Under the ADA an employer is expected to respond with an interactive process to an employee who may be unable to work due to a scent allergy and determine if the employer can provide a reasonable accomodation for the scent disability. The key to a reasonable accommodation is to first determine what are the essential functions of the employee’s job. Second, communicate with the employee to discuss what is the problem and specifically determine what the employee is asking the employer to do to accomodate the scent disability. Third, determine what the employer can do to reasonably accomodate the employee’s scent disability, if the employee is otherwise qualified to perform the essential functions of the job.

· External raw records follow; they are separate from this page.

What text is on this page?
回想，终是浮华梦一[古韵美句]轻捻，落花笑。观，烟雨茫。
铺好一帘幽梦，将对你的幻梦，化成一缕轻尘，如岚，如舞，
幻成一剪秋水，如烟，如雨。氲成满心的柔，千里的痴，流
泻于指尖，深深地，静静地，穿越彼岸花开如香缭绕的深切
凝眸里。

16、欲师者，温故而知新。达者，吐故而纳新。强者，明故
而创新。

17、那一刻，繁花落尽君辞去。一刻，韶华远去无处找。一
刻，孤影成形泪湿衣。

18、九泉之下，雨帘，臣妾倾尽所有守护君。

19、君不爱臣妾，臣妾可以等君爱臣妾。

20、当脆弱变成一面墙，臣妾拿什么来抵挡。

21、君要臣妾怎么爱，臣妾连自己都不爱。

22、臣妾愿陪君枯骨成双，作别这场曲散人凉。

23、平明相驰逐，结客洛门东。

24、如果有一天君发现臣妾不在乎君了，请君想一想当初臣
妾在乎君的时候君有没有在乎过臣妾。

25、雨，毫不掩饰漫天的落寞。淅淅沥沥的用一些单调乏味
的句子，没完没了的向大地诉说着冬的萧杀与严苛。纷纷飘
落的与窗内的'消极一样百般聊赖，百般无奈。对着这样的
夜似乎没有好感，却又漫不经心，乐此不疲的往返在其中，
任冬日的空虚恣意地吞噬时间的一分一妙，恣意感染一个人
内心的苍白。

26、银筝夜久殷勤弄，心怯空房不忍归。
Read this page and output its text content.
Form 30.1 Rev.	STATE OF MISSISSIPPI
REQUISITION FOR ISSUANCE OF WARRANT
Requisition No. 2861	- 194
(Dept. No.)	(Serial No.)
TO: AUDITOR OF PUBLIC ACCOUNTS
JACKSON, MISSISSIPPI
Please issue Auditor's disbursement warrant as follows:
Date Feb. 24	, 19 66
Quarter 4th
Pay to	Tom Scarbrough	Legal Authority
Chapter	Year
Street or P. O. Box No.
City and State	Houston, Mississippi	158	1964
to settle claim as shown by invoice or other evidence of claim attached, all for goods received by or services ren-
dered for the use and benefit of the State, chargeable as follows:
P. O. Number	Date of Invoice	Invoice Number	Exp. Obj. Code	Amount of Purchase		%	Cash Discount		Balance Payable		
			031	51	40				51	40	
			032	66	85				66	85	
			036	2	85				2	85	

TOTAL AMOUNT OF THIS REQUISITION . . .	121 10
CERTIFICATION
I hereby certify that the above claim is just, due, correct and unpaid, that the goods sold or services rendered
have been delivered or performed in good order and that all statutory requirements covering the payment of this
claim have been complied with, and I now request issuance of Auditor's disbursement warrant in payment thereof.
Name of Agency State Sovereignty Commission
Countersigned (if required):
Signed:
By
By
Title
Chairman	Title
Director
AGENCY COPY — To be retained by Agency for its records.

For example consider these facts: the employee is the front desk receptionist who has an asthma attack whenever she is faced with a client or customer wearing any type of cologne or who smells of cigarette smoke. The employee goes home and often misses work due to this scent allergy. The employee asks the employer if she can change the location for her job or if the employer can institute a fragrance free policy for employees. Neither of these accomodations would assist the employee in performing the essential functions of her job which is to meet and greet clients, customers and the public who come into the employer’s office. Based on these facts, generally this employee would not be qualified for the receptionist job with or without a reasonable accomodation. The final tip on a reasonable accomodation in this scenario is if the employer were to terminate this receptionist employee for excessive absences, there should be good written documentation to show what the employer did and why in this case because of the job itself, a reasonable accomodation was not available.